Vida rural

Houve um tempo em que residir na zona rural era incômodo e desconfortável.

A comunicação era difícil, e só um ou outro residente possuía radio amador. A solução era enviar recados pelos vizinhos que iam à cidade, ou pelos compradores de produtos, que vez ou outra apareciam no lugar.

Conseguir imagem e som, da TV, era um complicado exercício de deslocar o bambu ou vara que continha a antena. O rádio permitia a previsão do tempo, pois reproduzia todos os raios do percurso, da sede da emissora ao sítio.

As roupas eram divididas em dois tipos, uma de serviço, puída, para uso no local, e outra “de ver Deus”, para idas ao centro urbano. Botinas que deixavam um rastro de terra e folhas eram deixadas no terraço, ou na porta da cozinha.

Algumas poucas residências na zona rural ainda guardam o hábito de assistir TV sentados, e a hierarquia da família pode ser notada pelos que conseguem um lugar no sofá.

O dia, nos sítios, começa bem antes do nascer do sol, anunciado pelo som da bicharada e pelo radinho portátil do vizinho.

Uma das características da vida no campo é a rotina, inclusive de conserto da bomba d´água e religação do transformador.

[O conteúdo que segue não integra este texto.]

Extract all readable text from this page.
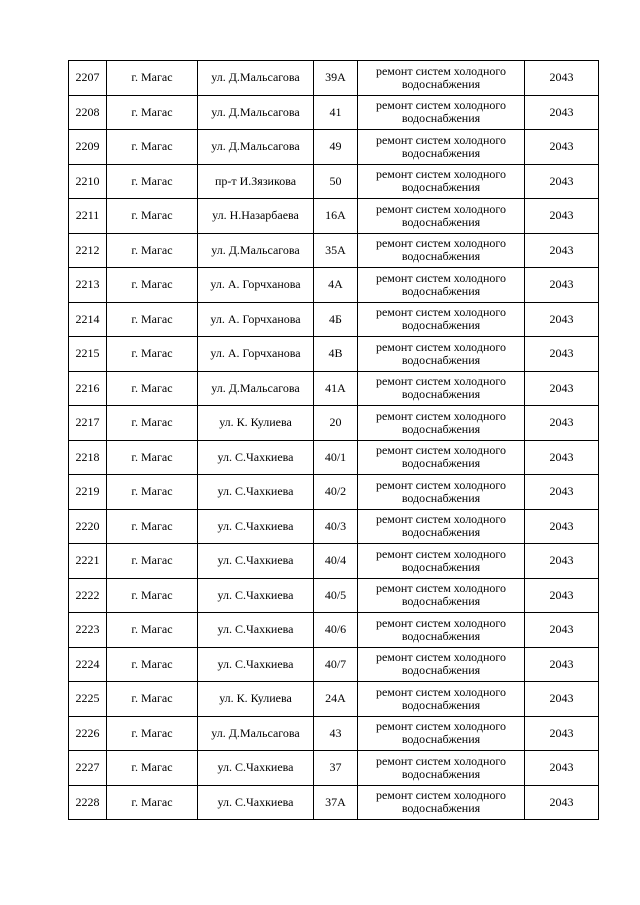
2207	г. Магас	ул. Д.Мальсагова	39А	ремонт систем холодного
водоснабжения	2043
2208	г. Магас	ул. Д.Мальсагова	41	ремонт систем холодного
водоснабжения	2043
2209	г. Магас	ул. Д.Мальсагова	49	ремонт систем холодного
водоснабжения	2043
2210	г. Магас	пр-т И.Зязикова	50	ремонт систем холодного
водоснабжения	2043
2211	г. Магас	ул. Н.Назарбаева	16А	ремонт систем холодного
водоснабжения	2043
2212	г. Магас	ул. Д.Мальсагова	35А	ремонт систем холодного
водоснабжения	2043
2213	г. Магас	ул. А. Горчханова	4А	ремонт систем холодного
водоснабжения	2043
2214	г. Магас	ул. А. Горчханова	4Б	ремонт систем холодного
водоснабжения	2043
2215	г. Магас	ул. А. Горчханова	4В	ремонт систем холодного
водоснабжения	2043
2216	г. Магас	ул. Д.Мальсагова	41А	ремонт систем холодного
водоснабжения	2043
2217	г. Магас	ул. К. Кулиева	20	ремонт систем холодного
водоснабжения	2043
2218	г. Магас	ул. С.Чахкиева	40/1	ремонт систем холодного
водоснабжения	2043
2219	г. Магас	ул. С.Чахкиева	40/2	ремонт систем холодного
водоснабжения	2043
2220	г. Магас	ул. С.Чахкиева	40/3	ремонт систем холодного
водоснабжения	2043
2221	г. Магас	ул. С.Чахкиева	40/4	ремонт систем холодного
водоснабжения	2043
2222	г. Магас	ул. С.Чахкиева	40/5	ремонт систем холодного
водоснабжения	2043
2223	г. Магас	ул. С.Чахкиева	40/6	ремонт систем холодного
водоснабжения	2043
2224	г. Магас	ул. С.Чахкиева	40/7	ремонт систем холодного
водоснабжения	2043
2225	г. Магас	ул. К. Кулиева	24А	ремонт систем холодного
водоснабжения	2043
2226	г. Магас	ул. Д.Мальсагова	43	ремонт систем холодного
водоснабжения	2043
2227	г. Магас	ул. С.Чахкиева	37	ремонт систем холодного
водоснабжения	2043
2228	г. Магас	ул. С.Чахкиева	37А	ремонт систем холодного
водоснабжения	2043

A segurança só era ameaçada quando alguém com feição estranha aparecia, pedindo água ou uma informação qualquer. Na falta de campainhas, cachorros anunciavam a chegada do estranho.

As galinhas do entorno avisavam a presença de alguma cobra nas redondezas, e o alvoroçar de formigas anunciava uma chuva próxima. Na zona rural, o dinheiro costuma ser pouco, mas há fartura de alimentos.

Os grandes facilitadores da vida rural foram o telefone celular e a antena parabólica. O celular, na maioria dos casos, funciona em um ou outro local do imóvel, estando seu uso relacionado a caminhadas, não raro ao alto do morro.

Poucos reconhecem o mérito e abrangência da Voz do Brasil, ouvida como infalível noticiário das 19:00 horas. O programa relatava as boas notícias do dia, e apresentava um país de poucos problemas e muitas soluções.

A zona rural, até hoje, funciona como um paraíso, para idosos, crianças e fugitivos em geral. É um ambiente informal, que incentiva a introspecção.

Jovens, não raro, ficam entediados com a rotina e mesmice da vida rural, e são poucos os que não sonham com a agitação e convivência urbanas. Buscam estudos e oportunidades de trabalho.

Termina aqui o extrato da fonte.